Forum Discussion

rmd1023's avatar
rmd1023
Icon for Nimbostratus rankNimbostratus
Feb 04, 2013

Timeouts when I have more than 1500 sessions

Hi there!

 

I've got an LTM3900 running in layer 3 mode, and a virtual server running with a tcp profile that has the timeout set to 3600s on both the client and server side. If I have a small number of users, the users can sit there idle without a problem. But when I get about 1500 users going through, the first 700 or so start timing out after only 20m.

 

Looking at performance stats on the box, I'm not seeing it running out of resources. Is there some resource allocation issue I'm not seeing?

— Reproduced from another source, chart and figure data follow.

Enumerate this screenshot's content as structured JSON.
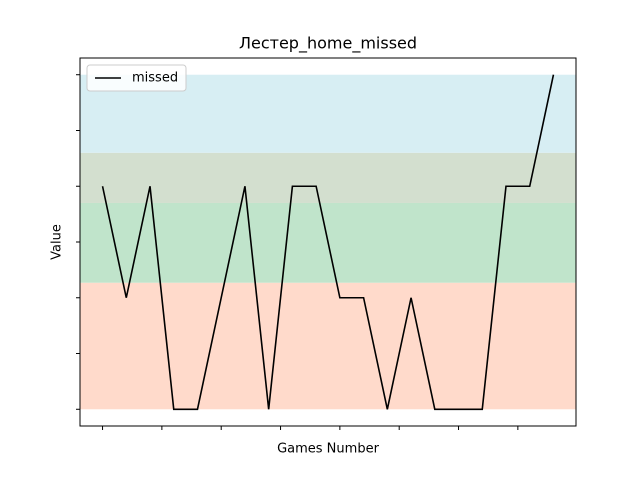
{
  "chart_data": {
    "type": "line",
    "title": "Лестер_home_missed",
    "xlabel": "Games Number",
    "ylabel": "Value",
    "x": [
      0,
      1,
      2,
      3,
      4,
      5,
      6,
      7,
      8,
      9,
      10,
      11,
      12,
      13,
      14,
      15,
      16,
      17,
      18,
      19
    ],
    "series": [
      {
        "name": "missed",
        "color": "#000000",
        "values": [
          4,
          2,
          4,
          0,
          0,
          2,
          4,
          0,
          4,
          4,
          2,
          2,
          0,
          2,
          0,
          0,
          0,
          4,
          4,
          6
        ]
      }
    ],
    "xlim": [
      -0.95,
      19.95
    ],
    "xticks": [
      0,
      2.5,
      5,
      7.5,
      10,
      12.5,
      15,
      17.5
    ],
    "ylim": [
      -0.3,
      6.3
    ],
    "yticks": [
      0,
      1,
      2,
      3,
      4,
      5,
      6
    ],
    "bands": [
      {
        "from": 0,
        "to": 2.27,
        "color": "#ffdacb"
      },
      {
        "from": 2.27,
        "to": 3.7,
        "color": "#c0e4cb"
      },
      {
        "from": 3.7,
        "to": 4.6,
        "color": "#d3dfcf"
      },
      {
        "from": 4.6,
        "to": 6,
        "color": "#d7eef3"
      }
    ],
    "legend": "upper left"
  }
}
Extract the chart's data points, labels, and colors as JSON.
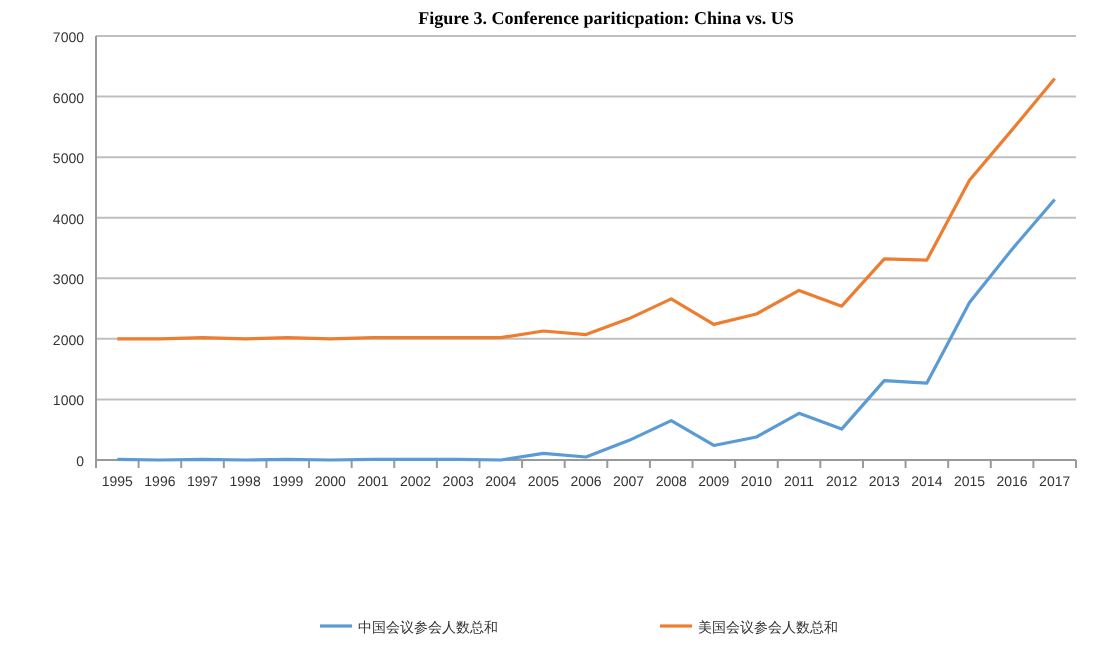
{
  "chart_data": {
    "type": "line",
    "title": "Figure 3.  Conference pariticpation: China vs. US",
    "categories": [
      "1995",
      "1996",
      "1997",
      "1998",
      "1999",
      "2000",
      "2001",
      "2002",
      "2003",
      "2004",
      "2005",
      "2006",
      "2007",
      "2008",
      "2009",
      "2010",
      "2011",
      "2012",
      "2013",
      "2014",
      "2015",
      "2016",
      "2017"
    ],
    "series": [
      {
        "name": "中国会议参会人数总和",
        "color": "#5b9bd5",
        "values": [
          10,
          0,
          10,
          0,
          10,
          0,
          10,
          10,
          10,
          0,
          110,
          50,
          320,
          650,
          240,
          380,
          770,
          510,
          1310,
          1270,
          2600,
          3480,
          4300
        ]
      },
      {
        "name": "美国会议参会人数总和",
        "color": "#ed7d31",
        "values": [
          2000,
          2000,
          2020,
          2000,
          2020,
          2000,
          2020,
          2020,
          2020,
          2020,
          2130,
          2070,
          2330,
          2660,
          2240,
          2410,
          2800,
          2540,
          3320,
          3300,
          4620,
          5450,
          6300
        ]
      }
    ],
    "ylim": [
      0,
      7000
    ],
    "yticks": [
      0,
      1000,
      2000,
      3000,
      4000,
      5000,
      6000,
      7000
    ],
    "grid": "y",
    "legend": "bottom",
    "marker": "none",
    "line_style": "solid"
  }
}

Something I should be tuning?

 

 

Thanks!

 

--r

 

7 Replies

  • Hmmm, sounds like Connection Reaping at play. Can you check what is configured for the Low and High Water Marks here: System > Configuration > Local Traffic > General.

     

     

    Also, what's the memory usage when you have the higher number of users?
  • Reaper High-water Mark: 95%

     

    Reaper Low-water Mark: 85%

     

    It doesn't look like the Overview > Statistics > Memory graph isn't showing me the actual memory utilization - the lines on the graph are flat. Is there a way to get that information? Or is the graph accurate and my memory usage is remarkably consistent?

     

    Thanks!

     

  • I'm not seeing any sweeper_update messages in /var/log/ltm, however.
  • OK, thanks. The graph is probably correct but you could verify with [tmsh] show sys memory.

     

     

    I can't really think of anything else at this point that might shorten any configured Idle Times. What is the Idle Time set to anyway?
  • Yeah, I'm kind of stumped. Idle time is set to an hour on both sides of the connection, so it shouldn't be timing out at 20m.

     

    Thanks.

     

  • Absolutely not. Perhaps it's not the F5 but a function of the real servers when they are under load? Have you checked the resource usage there when connections are high?

     

     

    To be 100% I'd say a packet capture using tcpdump is in order, you can keep the captured data low by capturing data only from one test client that you connect when connections are low, just before they normally ramp up. You can capture client and server-side at the same time. Then you'd know for sure who's actually closing the connection, the F5 or the servers.
  • It's beginning to look like it's not the load balancer closing the connections. Which explains why I can't find a reason the load balancer is closing the connections.